Factoring is an essential algebraic strategy used to simplify equations or expressions and make them more manageable. The process involves breaking down an expression into products of simpler factors. Factoring is particularly useful when dealing with polynomial equations or expressions like in our current exercise.In the equation \( x^2 e^x + x e^x - e^x = 0 \), factoring helps streamline the equation. Each term includes the common factor \( e^x \).
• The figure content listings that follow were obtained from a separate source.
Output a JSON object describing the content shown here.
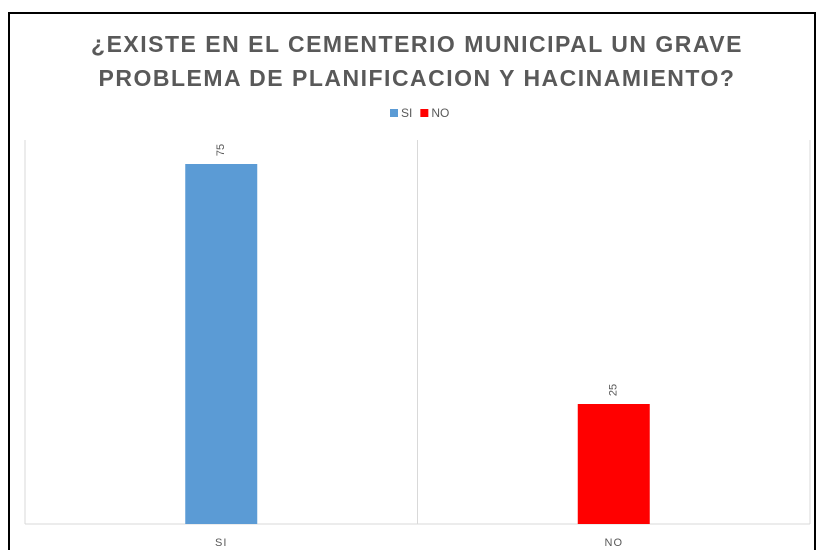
{
  "chart_data": {
    "type": "bar",
    "title": [
      "¿EXISTE EN EL CEMENTERIO MUNICIPAL UN GRAVE",
      "PROBLEMA DE PLANIFICACION Y HACINAMIENTO?"
    ],
    "categories": [
      "SI",
      "NO"
    ],
    "values": [
      75,
      25
    ],
    "colors": [
      "#5b9bd5",
      "#ff0000"
    ],
    "ylim": [
      0,
      80
    ],
    "legend": "top"
  }
}
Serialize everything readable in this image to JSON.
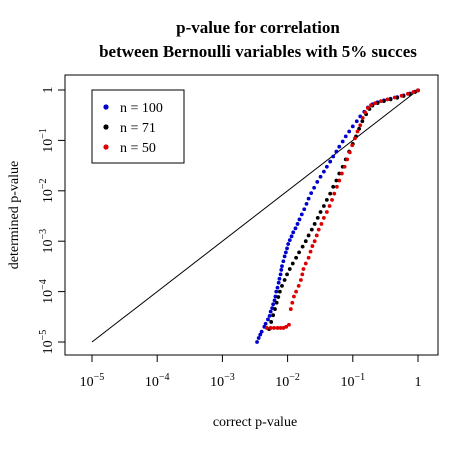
{
  "chart_data": {
    "type": "scatter",
    "title": [
      "p-value for correlation",
      "between Bernoulli variables with 5% succes"
    ],
    "xlabel": "correct p-value",
    "ylabel": "determined p-value",
    "scale": "log10",
    "xlim": [
      1e-05,
      1
    ],
    "ylim": [
      1e-05,
      1
    ],
    "x_ticks": [
      {
        "value": 1e-05,
        "base": "10",
        "exp": "−5"
      },
      {
        "value": 0.0001,
        "base": "10",
        "exp": "−4"
      },
      {
        "value": 0.001,
        "base": "10",
        "exp": "−3"
      },
      {
        "value": 0.01,
        "base": "10",
        "exp": "−2"
      },
      {
        "value": 0.1,
        "base": "10",
        "exp": "−1"
      },
      {
        "value": 1,
        "base": "1",
        "exp": ""
      }
    ],
    "y_ticks": [
      {
        "value": 1e-05,
        "base": "10",
        "exp": "−5"
      },
      {
        "value": 0.0001,
        "base": "10",
        "exp": "−4"
      },
      {
        "value": 0.001,
        "base": "10",
        "exp": "−3"
      },
      {
        "value": 0.01,
        "base": "10",
        "exp": "−2"
      },
      {
        "value": 0.1,
        "base": "10",
        "exp": "−1"
      },
      {
        "value": 1,
        "base": "1",
        "exp": ""
      }
    ],
    "reference_line": {
      "from": [
        1e-05,
        1e-05
      ],
      "to": [
        1,
        1
      ],
      "color": "#000000"
    },
    "legend_position": "top-left",
    "series": [
      {
        "name": "n = 100",
        "color": "#0000cc",
        "points": [
          [
            0.0034,
            1e-05
          ],
          [
            0.0036,
            1.2e-05
          ],
          [
            0.0038,
            1.4e-05
          ],
          [
            0.004,
            1.6e-05
          ],
          [
            0.0044,
            2e-05
          ],
          [
            0.0046,
            2.3e-05
          ],
          [
            0.005,
            2.8e-05
          ],
          [
            0.0053,
            3.3e-05
          ],
          [
            0.0055,
            4e-05
          ],
          [
            0.0058,
            4.7e-05
          ],
          [
            0.006,
            5.6e-05
          ],
          [
            0.0063,
            6.7e-05
          ],
          [
            0.0065,
            8e-05
          ],
          [
            0.0067,
            0.0001
          ],
          [
            0.007,
            0.00012
          ],
          [
            0.0073,
            0.00015
          ],
          [
            0.0075,
            0.00018
          ],
          [
            0.0078,
            0.00022
          ],
          [
            0.008,
            0.00027
          ],
          [
            0.0082,
            0.00032
          ],
          [
            0.0086,
            0.0004
          ],
          [
            0.009,
            0.0005
          ],
          [
            0.0094,
            0.0006
          ],
          [
            0.0098,
            0.00072
          ],
          [
            0.0102,
            0.00088
          ],
          [
            0.0108,
            0.00105
          ],
          [
            0.0115,
            0.00125
          ],
          [
            0.0122,
            0.0015
          ],
          [
            0.0132,
            0.0018
          ],
          [
            0.0142,
            0.0022
          ],
          [
            0.0152,
            0.0027
          ],
          [
            0.0165,
            0.0034
          ],
          [
            0.018,
            0.0043
          ],
          [
            0.0195,
            0.0055
          ],
          [
            0.021,
            0.007
          ],
          [
            0.023,
            0.009
          ],
          [
            0.0255,
            0.0115
          ],
          [
            0.0285,
            0.015
          ],
          [
            0.032,
            0.019
          ],
          [
            0.036,
            0.024
          ],
          [
            0.04,
            0.03
          ],
          [
            0.045,
            0.038
          ],
          [
            0.05,
            0.048
          ],
          [
            0.056,
            0.06
          ],
          [
            0.062,
            0.075
          ],
          [
            0.07,
            0.095
          ],
          [
            0.078,
            0.12
          ],
          [
            0.088,
            0.15
          ],
          [
            0.1,
            0.19
          ],
          [
            0.115,
            0.24
          ],
          [
            0.13,
            0.3
          ],
          [
            0.15,
            0.37
          ],
          [
            0.17,
            0.45
          ],
          [
            0.2,
            0.52
          ],
          [
            0.24,
            0.57
          ],
          [
            0.3,
            0.62
          ],
          [
            0.38,
            0.67
          ],
          [
            0.48,
            0.72
          ],
          [
            0.6,
            0.78
          ],
          [
            0.75,
            0.85
          ],
          [
            0.9,
            0.93
          ],
          [
            1.0,
            0.99
          ]
        ]
      },
      {
        "name": "n = 71",
        "color": "#000000",
        "points": [
          [
            0.0052,
            1.8e-05
          ],
          [
            0.0056,
            2.5e-05
          ],
          [
            0.006,
            3.4e-05
          ],
          [
            0.0064,
            4.5e-05
          ],
          [
            0.0068,
            6e-05
          ],
          [
            0.0072,
            7.8e-05
          ],
          [
            0.0076,
            0.0001
          ],
          [
            0.0082,
            0.00013
          ],
          [
            0.009,
            0.00017
          ],
          [
            0.0098,
            0.00022
          ],
          [
            0.0108,
            0.00028
          ],
          [
            0.012,
            0.00036
          ],
          [
            0.0135,
            0.00047
          ],
          [
            0.015,
            0.0006
          ],
          [
            0.017,
            0.00078
          ],
          [
            0.019,
            0.001
          ],
          [
            0.021,
            0.0013
          ],
          [
            0.0235,
            0.0017
          ],
          [
            0.026,
            0.0022
          ],
          [
            0.029,
            0.0029
          ],
          [
            0.032,
            0.0038
          ],
          [
            0.036,
            0.005
          ],
          [
            0.04,
            0.0066
          ],
          [
            0.045,
            0.0088
          ],
          [
            0.05,
            0.012
          ],
          [
            0.056,
            0.016
          ],
          [
            0.062,
            0.022
          ],
          [
            0.07,
            0.03
          ],
          [
            0.078,
            0.042
          ],
          [
            0.088,
            0.06
          ],
          [
            0.1,
            0.085
          ],
          [
            0.112,
            0.12
          ],
          [
            0.125,
            0.17
          ],
          [
            0.14,
            0.24
          ],
          [
            0.16,
            0.33
          ],
          [
            0.18,
            0.42
          ],
          [
            0.2,
            0.49
          ],
          [
            0.24,
            0.55
          ],
          [
            0.3,
            0.6
          ],
          [
            0.38,
            0.65
          ],
          [
            0.48,
            0.7
          ],
          [
            0.6,
            0.76
          ],
          [
            0.75,
            0.83
          ],
          [
            0.9,
            0.91
          ],
          [
            1.0,
            0.98
          ]
        ]
      },
      {
        "name": "n = 50",
        "color": "#dd0000",
        "points": [
          [
            0.0048,
            1.9e-05
          ],
          [
            0.0055,
            1.9e-05
          ],
          [
            0.0062,
            1.9e-05
          ],
          [
            0.007,
            1.9e-05
          ],
          [
            0.0078,
            1.9e-05
          ],
          [
            0.0086,
            1.9e-05
          ],
          [
            0.0095,
            2e-05
          ],
          [
            0.0105,
            2.2e-05
          ],
          [
            0.0112,
            4.5e-05
          ],
          [
            0.0118,
            6e-05
          ],
          [
            0.0125,
            8e-05
          ],
          [
            0.0135,
            0.0001
          ],
          [
            0.0148,
            0.00013
          ],
          [
            0.016,
            0.00017
          ],
          [
            0.0168,
            0.00022
          ],
          [
            0.0175,
            0.00028
          ],
          [
            0.019,
            0.00036
          ],
          [
            0.021,
            0.00047
          ],
          [
            0.0225,
            0.00062
          ],
          [
            0.024,
            0.0008
          ],
          [
            0.026,
            0.001
          ],
          [
            0.028,
            0.0013
          ],
          [
            0.03,
            0.0017
          ],
          [
            0.033,
            0.0022
          ],
          [
            0.036,
            0.0029
          ],
          [
            0.04,
            0.0038
          ],
          [
            0.044,
            0.005
          ],
          [
            0.048,
            0.0066
          ],
          [
            0.052,
            0.0088
          ],
          [
            0.057,
            0.012
          ],
          [
            0.062,
            0.016
          ],
          [
            0.068,
            0.022
          ],
          [
            0.075,
            0.03
          ],
          [
            0.082,
            0.042
          ],
          [
            0.09,
            0.058
          ],
          [
            0.098,
            0.08
          ],
          [
            0.108,
            0.11
          ],
          [
            0.118,
            0.15
          ],
          [
            0.13,
            0.2
          ],
          [
            0.142,
            0.28
          ],
          [
            0.155,
            0.36
          ],
          [
            0.17,
            0.44
          ],
          [
            0.19,
            0.5
          ],
          [
            0.22,
            0.55
          ],
          [
            0.27,
            0.6
          ],
          [
            0.34,
            0.65
          ],
          [
            0.44,
            0.71
          ],
          [
            0.56,
            0.77
          ],
          [
            0.7,
            0.84
          ],
          [
            0.85,
            0.91
          ],
          [
            1.0,
            0.98
          ]
        ]
      }
    ]
  }
}
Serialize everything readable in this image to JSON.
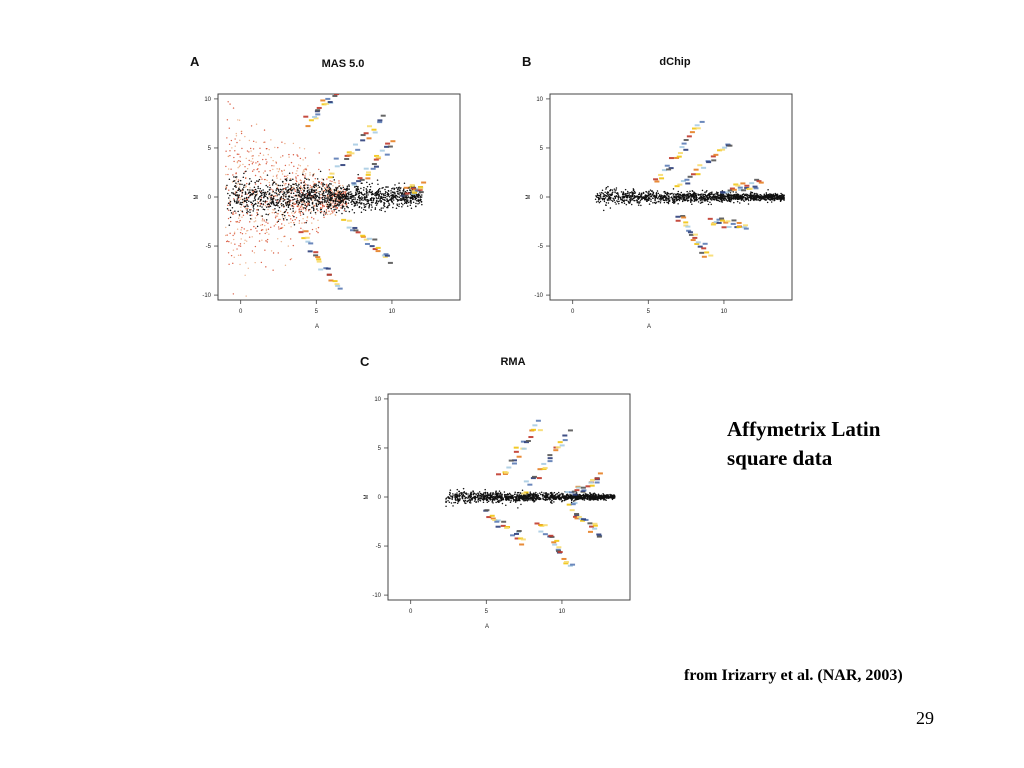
{
  "slide": {
    "caption": "Affymetrix Latin square data",
    "caption_lines": [
      "Affymetrix Latin",
      "square data"
    ],
    "citation": "from Irizarry et al. (NAR, 2003)",
    "page_number": "29"
  },
  "colors": {
    "background_points": "#111111",
    "mas5_noise": "#d23a1a",
    "spike_series": [
      "#c0392b",
      "#e67e22",
      "#f1c40f",
      "#f7dc6f",
      "#a9cce3",
      "#5b7bb5",
      "#2c3e7a",
      "#555555"
    ]
  },
  "chart_data": [
    {
      "id": "A",
      "type": "scatter",
      "panel_label": "A",
      "title": "MAS 5.0",
      "xlabel": "A",
      "ylabel": "M",
      "xlim": [
        -1.5,
        14.5
      ],
      "ylim": [
        -10.5,
        10.5
      ],
      "xticks": [
        0,
        5,
        10
      ],
      "yticks": [
        10,
        5,
        0,
        -5,
        -10
      ],
      "cloud": {
        "x_range": [
          -1,
          12
        ],
        "spread": 0.7,
        "noise": true
      },
      "spike_bands": [
        {
          "start": [
            4.5,
            7.5
          ],
          "end": [
            6.8,
            11.5
          ]
        },
        {
          "start": [
            6.0,
            2.5
          ],
          "end": [
            9.5,
            8.0
          ]
        },
        {
          "start": [
            7.5,
            1.0
          ],
          "end": [
            10.0,
            5.5
          ]
        },
        {
          "start": [
            11.0,
            0.5
          ],
          "end": [
            12.0,
            1.0
          ]
        },
        {
          "start": [
            4.0,
            -3.5
          ],
          "end": [
            6.5,
            -9.5
          ]
        },
        {
          "start": [
            7.0,
            -2.5
          ],
          "end": [
            10.0,
            -6.5
          ]
        }
      ]
    },
    {
      "id": "B",
      "type": "scatter",
      "panel_label": "B",
      "title": "dChip",
      "xlabel": "A",
      "ylabel": "M",
      "xlim": [
        -1.5,
        14.5
      ],
      "ylim": [
        -10.5,
        10.5
      ],
      "xticks": [
        0,
        5,
        10
      ],
      "yticks": [
        10,
        5,
        0,
        -5,
        -10
      ],
      "cloud": {
        "x_range": [
          1.5,
          14.0
        ],
        "spread": 0.25,
        "noise": false
      },
      "spike_bands": [
        {
          "start": [
            5.5,
            1.5
          ],
          "end": [
            8.5,
            7.5
          ]
        },
        {
          "start": [
            7.0,
            1.0
          ],
          "end": [
            10.5,
            5.5
          ]
        },
        {
          "start": [
            10.0,
            0.5
          ],
          "end": [
            12.5,
            1.5
          ]
        },
        {
          "start": [
            7.0,
            -2.0
          ],
          "end": [
            9.0,
            -6.0
          ]
        },
        {
          "start": [
            9.0,
            -2.5
          ],
          "end": [
            11.5,
            -3.0
          ]
        }
      ]
    },
    {
      "id": "C",
      "type": "scatter",
      "panel_label": "C",
      "title": "RMA",
      "xlabel": "A",
      "ylabel": "M",
      "xlim": [
        -1.5,
        14.5
      ],
      "ylim": [
        -10.5,
        10.5
      ],
      "xticks": [
        0,
        5,
        10
      ],
      "yticks": [
        10,
        5,
        0,
        -5,
        -10
      ],
      "cloud": {
        "x_range": [
          2.3,
          13.5
        ],
        "spread": 0.2,
        "noise": false
      },
      "spike_bands": [
        {
          "start": [
            6.0,
            2.0
          ],
          "end": [
            8.5,
            7.5
          ]
        },
        {
          "start": [
            7.5,
            0.5
          ],
          "end": [
            10.5,
            6.5
          ]
        },
        {
          "start": [
            10.5,
            0.5
          ],
          "end": [
            12.5,
            2.0
          ]
        },
        {
          "start": [
            5.0,
            -1.5
          ],
          "end": [
            7.5,
            -4.5
          ]
        },
        {
          "start": [
            8.5,
            -2.5
          ],
          "end": [
            10.5,
            -7.0
          ]
        },
        {
          "start": [
            10.5,
            -1.0
          ],
          "end": [
            12.5,
            -4.0
          ]
        }
      ]
    }
  ]
}
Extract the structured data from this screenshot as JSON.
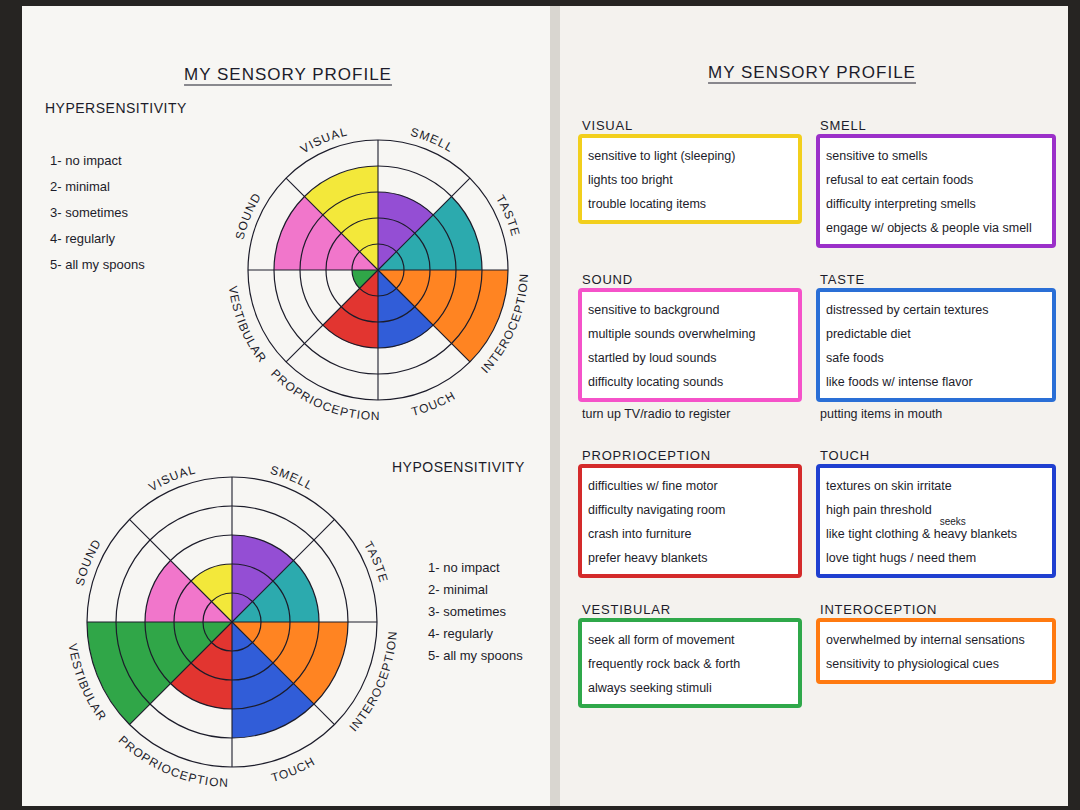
{
  "pages": [
    {
      "title": "MY SENSORY PROFILE"
    },
    {
      "title": "MY SENSORY PROFILE",
      "boxes": [
        {
          "heading": "VISUAL",
          "color": "#f2cf1c",
          "items": [
            "sensitive to light (sleeping)",
            "lights too bright",
            "trouble locating items"
          ]
        },
        {
          "heading": "SMELL",
          "color": "#9b30c9",
          "items": [
            "sensitive to smells",
            "refusal to eat certain foods",
            "difficulty interpreting smells",
            "engage w/ objects & people via smell"
          ]
        },
        {
          "heading": "SOUND",
          "color": "#f552c9",
          "items": [
            "sensitive to background",
            "multiple sounds overwhelming",
            "startled by loud sounds",
            "difficulty locating sounds"
          ],
          "extra": "turn up TV/radio to register"
        },
        {
          "heading": "TASTE",
          "color": "#2a6fd6",
          "items": [
            "distressed by certain textures",
            "predictable diet",
            "safe foods",
            "like foods w/ intense flavor"
          ],
          "extra": "putting items in mouth"
        },
        {
          "heading": "PROPRIOCEPTION",
          "color": "#d42a2a",
          "items": [
            "difficulties w/ fine motor",
            "difficulty navigating room",
            "crash into furniture",
            "prefer heavy blankets"
          ]
        },
        {
          "heading": "TOUCH",
          "color": "#1f3fd0",
          "items": [
            "textures on skin irritate",
            "high pain threshold",
            "like tight clothing & heavy blankets",
            "love tight hugs / need them"
          ],
          "insertion": "seeks"
        },
        {
          "heading": "VESTIBULAR",
          "color": "#2fa84a",
          "items": [
            "seek all form of movement",
            "frequently rock back & forth",
            "always seeking stimuli"
          ]
        },
        {
          "heading": "INTEROCEPTION",
          "color": "#ff7a10",
          "items": [
            "overwhelmed by internal sensations",
            "sensitivity to physiological cues"
          ]
        }
      ]
    }
  ],
  "chart_data": [
    {
      "type": "polar_area",
      "title": "HYPERSENSITIVITY",
      "categories": [
        "VISUAL",
        "SMELL",
        "TASTE",
        "INTEROCEPTION",
        "TOUCH",
        "PROPRIOCEPTION",
        "VESTIBULAR",
        "SOUND"
      ],
      "values": [
        4,
        3,
        4,
        5,
        3,
        3,
        1,
        4
      ],
      "colors": [
        "#f2e62a",
        "#8b3fd1",
        "#1aa3a8",
        "#ff7a10",
        "#1f4fd6",
        "#e0241f",
        "#1e9e3a",
        "#f06ac8"
      ],
      "ylim": [
        0,
        5
      ],
      "yticks": [
        1,
        2,
        3,
        4,
        5
      ],
      "tick_labels": false,
      "grid": true,
      "annotations": [
        "1- no impact",
        "2- minimal",
        "3- sometimes",
        "4- regularly",
        "5- all my spoons"
      ]
    },
    {
      "type": "polar_area",
      "title": "HYPOSENSITIVITY",
      "categories": [
        "VISUAL",
        "SMELL",
        "TASTE",
        "INTEROCEPTION",
        "TOUCH",
        "PROPRIOCEPTION",
        "VESTIBULAR",
        "SOUND"
      ],
      "values": [
        2,
        3,
        3,
        4,
        4,
        3,
        5,
        3
      ],
      "colors": [
        "#f2e62a",
        "#8b3fd1",
        "#1aa3a8",
        "#ff7a10",
        "#1f4fd6",
        "#e0241f",
        "#1e9e3a",
        "#f06ac8"
      ],
      "ylim": [
        0,
        5
      ],
      "yticks": [
        1,
        2,
        3,
        4,
        5
      ],
      "tick_labels": false,
      "grid": true,
      "annotations": [
        "1- no impact",
        "2- minimal",
        "3- sometimes",
        "4- regularly",
        "5- all my spoons"
      ]
    }
  ]
}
By factoring \( e^x \) out, we simplify our expression to \( e^x(x^2 + x - 1) = 0 \). This simplification is vital for identifying the conditions under which the equation is satisfied, allowing us to focus on the quadratic equation \( x^2 + x - 1 = 0 \) without the complication of the exponential term.

The quadratic formula is a powerful tool for solving quadratic equations, which are equations of the form \( ax^2 + bx + c = 0 \). It provides a straightforward way to find the solutions, or roots, of these equations. The quadratic formula is given as:\[ x = \frac{-b \pm \sqrt{b^2 - 4ac}}{2a} \]By plugging in the coefficients \( a \), \( b \), and \( c \), one can determine the roots of the quadratic equation. In our example, the expression \( x^2 + x - 1 = 0 \) is addressed using this formula. With \( a = 1 \), \( b = 1 \), and \( c = -1 \), we calculate the discriminant as \( b^2 - 4ac = 5 \). This leads to two possible solutions achieved by substituting into the formula, giving us \( x = \frac{-1 \pm \sqrt{5}}{2} \). This result illustrates how quadratic equations can have two real, and in this case, irrational roots.

Finding the roots of an equation, or solving for when an equation equals zero, is a fundamental endeavor in mathematics. These roots are the values of the variable that make the equation true. In the context of our problem, solving \( e^x(x^2 + x - 1) = 0 \) after factoring reveals potential roots.Although \( e^x \) itself has no real roots, since it is never zero, the equation \( x^2 + x - 1 = 0 \) does. Applying the quadratic formula, we identified the roots as \( x = \frac{-1 + \sqrt{5}}{2} \) and \( x = \frac{-1 - \sqrt{5}}{2} \). These solutions represent the points where our reduced polynomial equation equals zero, fulfilling the initial equation's requirements. Roots like these often have significant analytical importance and occasional graphical significance in depicting where functions intersect the axis on a graph.